Jonathan Rauch | October 7, 2000
(Page 2 of 2)
Unfortunately, many human rights activists hate this new concept. "We're afraid that this is a precedent that will come back to haunt the U.N. elsewhere," Kenneth Roth, the executive director of Human Rights Watch, told The New York Times in May. The United Nations, he added, has conducted trials with "scrupulous regard for due process." Cambodian judges, he implied, will not.
Such advocates mean well, but the Kiplingesque condescension implicit in their positions -- a kind of legal colonialism -- becomes evident from the Times headline announcing the Cambodian deal: "U.N. Allows Cambodians to Take Part in Trial of Khmer Rouge." Moreover, much though Westerners hate to say so, American-style judicial meticulousness is a luxury that not all poor or unstable countries in recovery from genocide or mass butchery can afford. The agonizingly slow International Criminal Tribunal for Rwanda has managed to complete only eight or so trials since 1995. Some of the sentences -- for genocide, mind you -- have been as low as 12 years. The Rwandan government, whose own brand of justice is rougher but swifter, is understandably dismayed.

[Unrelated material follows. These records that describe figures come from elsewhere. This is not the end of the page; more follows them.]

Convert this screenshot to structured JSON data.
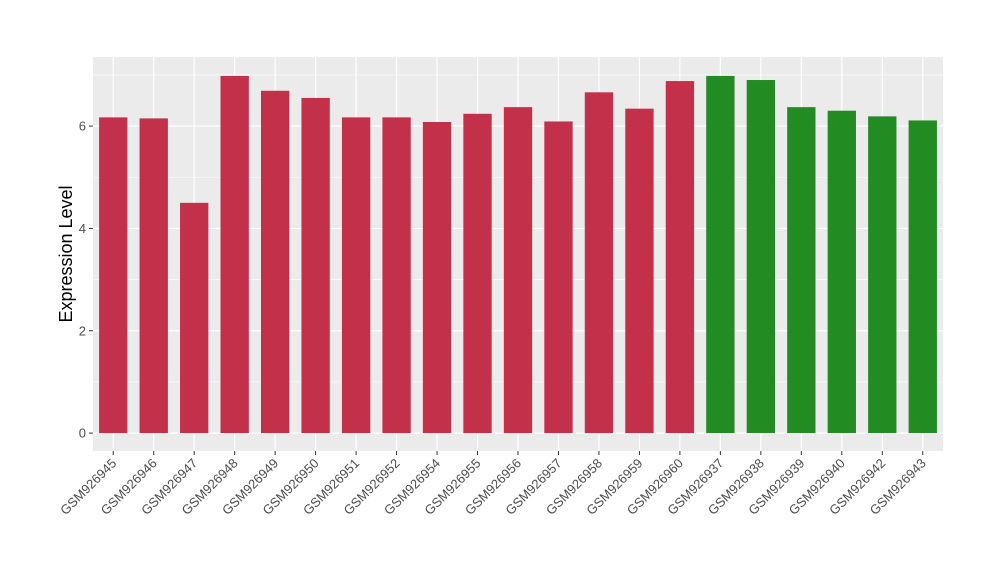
{
  "chart_data": {
    "type": "bar",
    "title": "",
    "xlabel": "",
    "ylabel": "Expression Level",
    "ylim": [
      -0.35,
      7.35
    ],
    "yticks": [
      0,
      2,
      4,
      6
    ],
    "grid": true,
    "categories": [
      "GSM926945",
      "GSM926946",
      "GSM926947",
      "GSM926948",
      "GSM926949",
      "GSM926950",
      "GSM926951",
      "GSM926952",
      "GSM926954",
      "GSM926955",
      "GSM926956",
      "GSM926957",
      "GSM926958",
      "GSM926959",
      "GSM926960",
      "GSM926937",
      "GSM926938",
      "GSM926939",
      "GSM926940",
      "GSM926942",
      "GSM926943"
    ],
    "values": [
      6.17,
      6.15,
      4.5,
      6.98,
      6.69,
      6.55,
      6.17,
      6.17,
      6.08,
      6.24,
      6.37,
      6.09,
      6.66,
      6.34,
      6.88,
      6.98,
      6.9,
      6.37,
      6.3,
      6.19,
      6.11
    ],
    "groups": [
      "a",
      "a",
      "a",
      "a",
      "a",
      "a",
      "a",
      "a",
      "a",
      "a",
      "a",
      "a",
      "a",
      "a",
      "a",
      "b",
      "b",
      "b",
      "b",
      "b",
      "b"
    ],
    "colors": {
      "a": "#C3304A",
      "b": "#228B22",
      "panel": "#EBEBEB",
      "grid": "#FFFFFF"
    }
  }
}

The ICC may be inevitable, and it is certainly well intentioned, and it may work out fine in the end. But it nonetheless smacks of moral grandstanding, and it deserves more critical scrutiny than it has received. The Clinton Administration has been content to challenge the ICC on parochial grounds while accepting its broad premises, which is a pity. Americans, of all people, are well equipped to point out that independent prosecutors often become obsessed with their causes, take forever to accomplish not much, and pour gasoline on political fires. And Bill Clinton, of all people, is well equipped to make the case against globalizing Kenneth Starr.